System logs don't show all local log entries?

Lasse

Or better, as this does not slow down showing the logs when if($filtertext) returns false:

        if ($filtertext) {
                exec("/usr/local/sbin/clog " . escapeshellarg($logfile) . " | /usr/bin/grep -v \"CLOG\" | /usr/bin/grep -v \"\033\" | /usr/bin/grep -E $pattern | /usr/bin/tail -r", $logarr);
        } else {
                exec("/usr/local/sbin/clog " . escapeshellarg($logfile) . " | /usr/bin/grep -v \"CLOG\" | /usr/bin/grep -v \"\033\" | /usr/bin/grep -E $pattern | /usr/bin/tail -r -n {$tail}", $logarr);
        }

NOYB

My concern with not having some sort of fail-safe limit would be that someone with a large log and little memory etc. does a filter and crashes the system.

Would be nice if need of the intermediate save to variable for processing could be eliminated from the filtering.

NOYB

The 5000 number may have its roots in being more than any of the logs could contain with the default size.

If that is the case then an equivalent for your 20 meg log files would be about 200,000 (40x).

NOYB

Been mulling this over today and think that it should be fairly safe to open it up to include entire log when $filtertext parameter is passed.  The reasoning for this is that the largest the storage variable should become is the size of the log file.  In your case about 20 meg.  Hopefully those with lesser capable systems would not bump up the log file size so dramatically as to become a problem.
Also from a cursory web search it sounds like php should just stop and throw an error.

But I'll leave this decision to someone at a higher pay grade than I, since how PHP/pfSense/FreeBSD/etc. will actually respond is beyond my knowledge.

If the direction is to open it up to ensure inclusion of the entire log when $filtertext parameter is passed, I'd prefer it be done something like this.  The tail '-r' option automatically grabs all lines.  So '-n' option can be omitted.

When $filtertext parameter is not passed then use the use the tail -n option value as-is since all that is needed is that number of entries.

~ line 69 - /etc/inc/filter.inc

	if ($filtertext) {
		$log_tail_opts = '-r';
	} else {
		$log_tail_opts = '-r -n ' . $tail;
	}

~ line 146 - /etc/inc/filter.inc

	# Get a bunch of log entries.
	exec("/usr/local/sbin/clog " . escapeshellarg($logfile) . " | /usr/bin/grep -v \"CLOG\" | /usr/bin/grep -v \"\033\" | /usr/bin/grep -E $pattern | /usr/bin/tail {$log_tail_opts}", $logarr);

NOYB

Bug report submitted.
https://redmine.pfsense.org/issues/6652

jimp

The original 5000 was set back when the log itself was only likely to contain ~2500 entries.
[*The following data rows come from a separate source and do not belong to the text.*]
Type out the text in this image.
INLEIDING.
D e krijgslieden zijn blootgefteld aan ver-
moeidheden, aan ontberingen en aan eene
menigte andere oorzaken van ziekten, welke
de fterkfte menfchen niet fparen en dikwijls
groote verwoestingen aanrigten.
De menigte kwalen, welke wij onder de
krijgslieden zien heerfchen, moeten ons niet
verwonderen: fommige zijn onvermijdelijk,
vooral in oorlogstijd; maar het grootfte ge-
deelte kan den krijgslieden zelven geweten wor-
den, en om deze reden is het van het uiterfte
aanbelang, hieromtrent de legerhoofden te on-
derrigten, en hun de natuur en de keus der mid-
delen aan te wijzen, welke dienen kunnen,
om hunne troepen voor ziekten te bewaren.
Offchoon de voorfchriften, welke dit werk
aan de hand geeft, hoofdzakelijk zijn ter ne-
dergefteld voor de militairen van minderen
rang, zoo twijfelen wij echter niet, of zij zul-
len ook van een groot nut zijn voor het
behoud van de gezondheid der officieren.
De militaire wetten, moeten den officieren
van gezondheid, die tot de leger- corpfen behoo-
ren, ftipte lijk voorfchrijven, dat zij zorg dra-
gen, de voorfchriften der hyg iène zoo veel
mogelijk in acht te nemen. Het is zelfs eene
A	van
It was a sanity check.

The intermediate save can't be avoided because of the way the firewall log filtering code has been changed. It can't filter on only specific fields without that step.

Now that the log sizes are adjustable, we could probably increase that limit, but I'd be afraid at some point it would run PHP out of memory. 10k seems like it might be OK.

At some point you are trying to push the logging limits of the firewall too far, however. If you really need to search that far back in your history, you should probably be exporting the logs to a proper syslog server with long-term searchable storage.

NOYB

Yup we are on the same page.

Too bad clog doesn't have reverse and line by line capability (similar to fgets line by line).  Then the intermediate storage variable could be eliminated I think.  Just need a way to read the log file backwards and line by line and I think the intermediate step could be eliminated.